On October 19-23, global leaders gathered in Munich, Germany for the 2018 European Society for Medical Oncology (ESMO) conference to advance the science of cancer care, understand where the research currently stands, and disseminate knowledge within the oncology field.
ESMO is the equivalent of the American Society of Cancer Oncology’s (ASCO) annual meeting in the United States and attracts thousands of practitioners, oncologists, researchers, and patient advocates from across the world.
What’s new in Colorectal Cancer (CRC) research?
That’s a great question! This past week, there were a few promising (and not so promising) results from ESMO 2018.
Remember, just because a study isn’t promising for cancer treatment, doesn’t mean it isn’t contributing to the larger body of research. To know what works, we also have to know what doesn’t work.
Based on what we’ve heard from our patient advocate community, we’ve highlighted the top five research studies from ESMO that are important for the CRC community to understand as they continue to push for the best available treatments in the search for a cure.
- Checkmate 142: Immunotherapy may become first-line treatment for some.
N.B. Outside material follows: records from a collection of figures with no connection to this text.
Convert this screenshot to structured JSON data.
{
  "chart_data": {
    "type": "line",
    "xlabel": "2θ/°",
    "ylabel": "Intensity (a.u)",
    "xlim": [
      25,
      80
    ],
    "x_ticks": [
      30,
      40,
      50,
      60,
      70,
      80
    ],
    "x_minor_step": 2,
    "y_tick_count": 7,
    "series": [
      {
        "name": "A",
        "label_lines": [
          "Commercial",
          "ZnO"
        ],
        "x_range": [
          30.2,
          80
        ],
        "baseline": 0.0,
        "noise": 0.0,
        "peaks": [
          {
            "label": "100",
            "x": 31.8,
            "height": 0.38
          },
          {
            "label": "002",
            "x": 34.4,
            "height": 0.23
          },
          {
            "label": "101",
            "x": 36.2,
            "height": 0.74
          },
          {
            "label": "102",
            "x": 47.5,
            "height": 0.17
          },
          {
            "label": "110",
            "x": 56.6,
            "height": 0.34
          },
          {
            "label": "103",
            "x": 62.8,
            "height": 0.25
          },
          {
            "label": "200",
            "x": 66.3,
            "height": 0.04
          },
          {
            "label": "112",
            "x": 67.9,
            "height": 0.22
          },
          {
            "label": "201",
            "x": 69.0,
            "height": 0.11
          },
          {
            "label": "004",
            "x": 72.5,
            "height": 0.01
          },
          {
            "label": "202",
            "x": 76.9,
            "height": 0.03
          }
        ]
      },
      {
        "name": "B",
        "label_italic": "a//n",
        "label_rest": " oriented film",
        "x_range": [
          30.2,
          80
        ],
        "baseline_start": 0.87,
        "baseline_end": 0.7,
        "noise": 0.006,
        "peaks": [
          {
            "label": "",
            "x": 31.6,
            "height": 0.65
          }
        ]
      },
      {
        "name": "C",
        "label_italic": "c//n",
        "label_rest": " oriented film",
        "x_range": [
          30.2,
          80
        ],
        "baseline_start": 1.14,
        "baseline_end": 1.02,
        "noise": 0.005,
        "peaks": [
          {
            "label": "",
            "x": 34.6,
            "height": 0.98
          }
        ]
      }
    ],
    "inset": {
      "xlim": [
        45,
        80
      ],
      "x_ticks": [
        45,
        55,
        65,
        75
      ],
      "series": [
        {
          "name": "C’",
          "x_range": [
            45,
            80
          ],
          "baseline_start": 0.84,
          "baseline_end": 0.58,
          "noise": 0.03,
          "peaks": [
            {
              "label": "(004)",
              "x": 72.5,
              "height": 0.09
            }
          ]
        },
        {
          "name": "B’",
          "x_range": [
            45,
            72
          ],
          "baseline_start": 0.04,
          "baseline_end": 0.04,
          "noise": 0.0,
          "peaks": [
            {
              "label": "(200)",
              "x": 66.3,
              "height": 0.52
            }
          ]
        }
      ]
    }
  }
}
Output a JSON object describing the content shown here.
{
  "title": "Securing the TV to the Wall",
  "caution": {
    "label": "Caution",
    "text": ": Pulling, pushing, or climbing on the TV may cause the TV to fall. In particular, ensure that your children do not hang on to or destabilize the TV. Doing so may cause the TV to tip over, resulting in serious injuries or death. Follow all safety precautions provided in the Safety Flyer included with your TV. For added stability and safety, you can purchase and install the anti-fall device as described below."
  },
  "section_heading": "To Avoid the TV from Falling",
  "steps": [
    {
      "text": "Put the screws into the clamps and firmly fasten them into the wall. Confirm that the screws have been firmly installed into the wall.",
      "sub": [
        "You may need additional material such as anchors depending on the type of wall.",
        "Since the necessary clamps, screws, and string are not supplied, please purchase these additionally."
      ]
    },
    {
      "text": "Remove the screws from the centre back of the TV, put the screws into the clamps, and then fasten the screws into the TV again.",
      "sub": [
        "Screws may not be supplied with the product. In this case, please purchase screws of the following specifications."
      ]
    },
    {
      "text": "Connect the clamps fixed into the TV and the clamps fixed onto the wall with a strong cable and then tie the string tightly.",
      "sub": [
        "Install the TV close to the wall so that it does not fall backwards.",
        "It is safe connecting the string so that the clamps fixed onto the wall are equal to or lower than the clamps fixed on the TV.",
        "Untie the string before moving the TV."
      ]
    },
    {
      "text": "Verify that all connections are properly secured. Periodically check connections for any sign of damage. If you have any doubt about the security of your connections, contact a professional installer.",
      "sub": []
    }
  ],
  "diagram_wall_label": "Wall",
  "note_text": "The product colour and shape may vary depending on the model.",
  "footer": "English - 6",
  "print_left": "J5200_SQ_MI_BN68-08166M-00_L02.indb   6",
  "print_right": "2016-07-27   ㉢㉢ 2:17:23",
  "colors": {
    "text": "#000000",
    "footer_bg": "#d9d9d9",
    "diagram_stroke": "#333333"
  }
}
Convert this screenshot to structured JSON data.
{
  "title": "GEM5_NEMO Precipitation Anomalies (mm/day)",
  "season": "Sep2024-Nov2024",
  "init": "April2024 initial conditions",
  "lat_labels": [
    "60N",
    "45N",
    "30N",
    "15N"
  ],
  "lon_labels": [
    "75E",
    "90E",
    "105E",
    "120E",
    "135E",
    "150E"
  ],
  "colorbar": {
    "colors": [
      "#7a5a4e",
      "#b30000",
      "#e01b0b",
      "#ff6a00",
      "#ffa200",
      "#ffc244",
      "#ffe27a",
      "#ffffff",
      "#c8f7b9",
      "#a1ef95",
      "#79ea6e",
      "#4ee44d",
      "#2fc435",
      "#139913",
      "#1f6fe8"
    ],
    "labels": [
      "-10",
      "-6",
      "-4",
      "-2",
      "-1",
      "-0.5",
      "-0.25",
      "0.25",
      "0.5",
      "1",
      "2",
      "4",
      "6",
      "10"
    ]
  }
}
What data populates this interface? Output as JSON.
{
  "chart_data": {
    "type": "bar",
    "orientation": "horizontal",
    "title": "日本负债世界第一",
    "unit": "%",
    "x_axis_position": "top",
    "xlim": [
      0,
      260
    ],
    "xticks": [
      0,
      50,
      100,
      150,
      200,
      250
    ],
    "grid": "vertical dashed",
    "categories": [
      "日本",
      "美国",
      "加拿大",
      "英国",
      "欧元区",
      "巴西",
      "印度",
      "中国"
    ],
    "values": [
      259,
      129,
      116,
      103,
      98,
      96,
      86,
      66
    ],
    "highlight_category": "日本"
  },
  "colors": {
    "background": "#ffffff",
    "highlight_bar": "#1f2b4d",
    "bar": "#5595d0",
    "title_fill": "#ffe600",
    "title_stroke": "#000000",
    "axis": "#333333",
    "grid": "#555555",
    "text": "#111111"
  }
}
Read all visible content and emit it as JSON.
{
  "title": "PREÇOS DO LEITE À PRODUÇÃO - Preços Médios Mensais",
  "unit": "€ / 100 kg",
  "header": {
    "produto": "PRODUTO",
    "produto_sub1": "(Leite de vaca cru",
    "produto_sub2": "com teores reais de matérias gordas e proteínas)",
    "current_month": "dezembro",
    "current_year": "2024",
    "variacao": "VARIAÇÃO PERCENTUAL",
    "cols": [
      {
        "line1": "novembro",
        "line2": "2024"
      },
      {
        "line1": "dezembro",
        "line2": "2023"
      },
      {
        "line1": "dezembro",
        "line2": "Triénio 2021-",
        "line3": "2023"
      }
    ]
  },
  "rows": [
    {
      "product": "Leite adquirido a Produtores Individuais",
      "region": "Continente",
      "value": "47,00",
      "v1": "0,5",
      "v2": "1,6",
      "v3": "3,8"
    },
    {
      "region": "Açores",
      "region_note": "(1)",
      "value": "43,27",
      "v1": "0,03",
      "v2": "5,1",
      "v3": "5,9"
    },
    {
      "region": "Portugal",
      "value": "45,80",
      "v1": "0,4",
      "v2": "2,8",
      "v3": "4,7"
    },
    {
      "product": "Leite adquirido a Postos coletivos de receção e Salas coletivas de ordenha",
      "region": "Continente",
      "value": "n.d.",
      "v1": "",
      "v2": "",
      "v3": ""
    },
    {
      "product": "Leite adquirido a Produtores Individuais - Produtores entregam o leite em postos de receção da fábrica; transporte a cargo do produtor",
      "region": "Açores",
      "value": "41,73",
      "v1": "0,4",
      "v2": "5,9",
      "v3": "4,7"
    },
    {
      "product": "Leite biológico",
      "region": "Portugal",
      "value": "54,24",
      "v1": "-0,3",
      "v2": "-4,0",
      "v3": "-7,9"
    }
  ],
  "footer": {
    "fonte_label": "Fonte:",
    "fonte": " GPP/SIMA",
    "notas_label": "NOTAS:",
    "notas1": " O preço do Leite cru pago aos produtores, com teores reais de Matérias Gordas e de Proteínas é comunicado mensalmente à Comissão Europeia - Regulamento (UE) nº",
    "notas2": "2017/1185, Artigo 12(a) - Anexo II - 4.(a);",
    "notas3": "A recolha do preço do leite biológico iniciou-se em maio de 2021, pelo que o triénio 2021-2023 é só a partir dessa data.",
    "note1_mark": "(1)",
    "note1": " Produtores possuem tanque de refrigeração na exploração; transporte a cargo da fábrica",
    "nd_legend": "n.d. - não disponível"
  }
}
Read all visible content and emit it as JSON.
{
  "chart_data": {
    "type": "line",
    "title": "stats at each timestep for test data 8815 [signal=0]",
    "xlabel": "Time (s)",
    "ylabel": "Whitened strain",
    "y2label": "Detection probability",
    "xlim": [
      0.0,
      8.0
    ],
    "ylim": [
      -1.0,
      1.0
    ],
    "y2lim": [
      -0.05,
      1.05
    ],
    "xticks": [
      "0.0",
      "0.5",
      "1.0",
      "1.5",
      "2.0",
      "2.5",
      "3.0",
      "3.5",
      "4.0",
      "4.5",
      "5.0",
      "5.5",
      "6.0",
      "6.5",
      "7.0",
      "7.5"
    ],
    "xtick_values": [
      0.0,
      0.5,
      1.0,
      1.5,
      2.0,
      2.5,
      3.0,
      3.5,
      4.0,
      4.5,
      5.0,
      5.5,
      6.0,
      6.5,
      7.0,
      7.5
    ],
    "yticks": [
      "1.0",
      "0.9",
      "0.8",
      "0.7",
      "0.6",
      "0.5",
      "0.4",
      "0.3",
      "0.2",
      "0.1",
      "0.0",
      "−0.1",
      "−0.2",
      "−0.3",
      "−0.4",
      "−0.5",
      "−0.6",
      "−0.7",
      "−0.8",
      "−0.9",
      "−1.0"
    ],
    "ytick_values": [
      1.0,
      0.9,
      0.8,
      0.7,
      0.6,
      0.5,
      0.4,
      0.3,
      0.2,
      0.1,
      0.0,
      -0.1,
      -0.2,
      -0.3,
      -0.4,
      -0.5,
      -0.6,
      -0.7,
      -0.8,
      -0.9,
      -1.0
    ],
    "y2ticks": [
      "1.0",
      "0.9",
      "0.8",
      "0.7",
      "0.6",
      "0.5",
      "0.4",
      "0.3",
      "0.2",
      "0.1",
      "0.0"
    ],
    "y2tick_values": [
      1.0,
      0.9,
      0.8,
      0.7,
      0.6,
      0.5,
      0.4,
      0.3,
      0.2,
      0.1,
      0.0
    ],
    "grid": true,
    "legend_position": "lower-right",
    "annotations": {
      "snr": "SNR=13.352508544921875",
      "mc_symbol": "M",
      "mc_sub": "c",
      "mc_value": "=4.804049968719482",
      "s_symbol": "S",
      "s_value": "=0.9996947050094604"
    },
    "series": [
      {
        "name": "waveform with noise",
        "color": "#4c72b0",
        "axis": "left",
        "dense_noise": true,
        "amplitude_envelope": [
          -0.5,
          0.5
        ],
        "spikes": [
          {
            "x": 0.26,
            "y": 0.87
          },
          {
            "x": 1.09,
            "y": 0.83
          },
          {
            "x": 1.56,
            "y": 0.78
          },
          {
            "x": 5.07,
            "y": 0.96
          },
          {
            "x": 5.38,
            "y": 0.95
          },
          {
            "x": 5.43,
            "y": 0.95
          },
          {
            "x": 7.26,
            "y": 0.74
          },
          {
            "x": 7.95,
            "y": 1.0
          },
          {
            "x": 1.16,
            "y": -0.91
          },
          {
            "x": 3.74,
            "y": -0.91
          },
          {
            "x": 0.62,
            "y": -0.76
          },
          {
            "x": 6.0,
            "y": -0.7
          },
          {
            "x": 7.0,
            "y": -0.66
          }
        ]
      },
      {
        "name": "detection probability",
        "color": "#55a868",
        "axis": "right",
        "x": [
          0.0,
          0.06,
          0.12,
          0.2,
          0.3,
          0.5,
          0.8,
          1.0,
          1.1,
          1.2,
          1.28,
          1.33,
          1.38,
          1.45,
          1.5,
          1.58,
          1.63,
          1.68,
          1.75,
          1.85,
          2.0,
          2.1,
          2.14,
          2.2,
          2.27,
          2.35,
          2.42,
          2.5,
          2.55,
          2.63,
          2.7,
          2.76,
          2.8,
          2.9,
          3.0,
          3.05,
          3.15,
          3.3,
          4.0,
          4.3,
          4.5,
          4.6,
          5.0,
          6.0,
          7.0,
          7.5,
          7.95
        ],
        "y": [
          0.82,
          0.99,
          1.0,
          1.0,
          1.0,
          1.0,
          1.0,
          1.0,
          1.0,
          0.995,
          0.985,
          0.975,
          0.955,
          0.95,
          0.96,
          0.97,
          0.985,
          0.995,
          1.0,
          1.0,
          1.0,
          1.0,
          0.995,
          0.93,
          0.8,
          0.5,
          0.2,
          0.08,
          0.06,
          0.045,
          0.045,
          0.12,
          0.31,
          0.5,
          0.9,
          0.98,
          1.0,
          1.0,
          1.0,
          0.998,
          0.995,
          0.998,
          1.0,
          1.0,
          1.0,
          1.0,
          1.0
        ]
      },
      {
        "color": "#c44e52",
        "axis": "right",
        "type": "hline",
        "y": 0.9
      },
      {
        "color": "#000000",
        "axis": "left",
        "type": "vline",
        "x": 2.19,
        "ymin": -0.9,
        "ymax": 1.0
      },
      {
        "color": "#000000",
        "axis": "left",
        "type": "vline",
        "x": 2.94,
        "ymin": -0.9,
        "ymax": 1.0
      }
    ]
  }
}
Back in July 2018, the U.S. Food and Drug Administration (FDA) approved the use of nivolumab (Opdivo) in combination with ipilimumab (Yervoy) for patients with microsatellite instability high (MSI-H) or mismatch repair deficient (dMMR) metastatic colorectal cancer (mCRC) who have progressed on a previous treatment of fluoropyrimidine, oxaliplatin, and irinotecan. This approval was based on positive findings from the Checkmate142 study, of which updated results were presented at ASCO 2018. Now, researchers are observing positive results in patients who haven’t received any prior treatment for MSI-H CRC. This could be the first time an immunotherapy combination is a first-line treatment option.
- Preoperative Treatment with Nivolumab and Ipilimumab. Along these lines, another study presented at ESMO investigated whether neoadjuvant treatment (a treatment given before the primary mode of treatment) with nivolumab (Opdivo) and ipilimumab (Yervoy) in MSI-H patients would show response rates. Fourteen patients with early-stage CRC were treated with ipilimumab and nivolumab before surgery. Of the seven patients with dMMR CRC, 100 percent had a pathological response, meaning cancer could not be detected in tissue samples.
- Phase II STARTK-2, Phase 1 STARTRK-1, and Phase 1 ALKA-372-001.Personalized medicine continues to make headlines as the future (or not so future) of cancer treatment. In this study, entrectinib shrank tumors in 57.4 percent of people with neurotrophic tropomyosin receptor kinase (NTRK) fusion-positive solid tumors. TRK Fusions are a biomarker we’re keeping an eye on. Briefly, it’s a genetic abnormality that occurs when one of the NTRK genes connects to another, unrelated gene, leading to uncontrolled TRK signaling and the potential for cancer. Because of the study results, entrectinib has been granted Breakthrough Therapy Designation (BTD) by the FDA to treat NTRK fusion-positive, locally-advanced or, metastatic-solid tumors. Specifically, to treat those patients who have either progressed following prior therapies or have no acceptable standard therapies.
- Nuc-3373 Results: Researchers presented findings from a Phase I study investigating a drug called Nuc-3373, which also had data presented at ASCO 2018. Of 36 patients with metastatic cancer in the study, three achieved stable disease. This drug may have the potential to control the growth of cancer even in patients whose cancer has progressed on prior treatment with a fluoropyrimidine such as 5-FU or capecitabine. Additionally, researchers are hopeful that it will have administration advantages over 5-FU.
- Reovirus with FOLFIRI/B in KRAS mutation: Original findings from this phase I study were presented at ASCO 2018, now researchers conducted a dose escalation study investigating a reovirus (Reo) in combination with FOLFIRI/B (irinotecan, flluorouracil, leucovorin, plus bevacizumab) in patients with KRAS mutations. Out of those that received the maximum tolerated dose of FOLFIRI/B and the reovirus, 50 percent had a partial response. The progression-free survival, or the length of time that the cancer didn’t grow, was 65.6 weeks and the overall survival, or the length of time individuals survived is 107.5 weeks. These findings exceeded researchers expectations.
Other notable highlights:
- Barriers to early clinical trial access for adolescents and young adults still exist.
- Taiho’s drug Lonsurf, which is approved for metastatic colorectal cancer, showed clinical benefit in metastatic gastric and gastroesophageal junction cancer patients.
- Challenges for cancer awareness and screening: Zorana Maravic from the Digestive Cancers Europe presented on the benefits and barriers of CRC screening.
Did you know Zorana was a panelist on global leadership at Fight CRC’s Call-on Congress this past year?!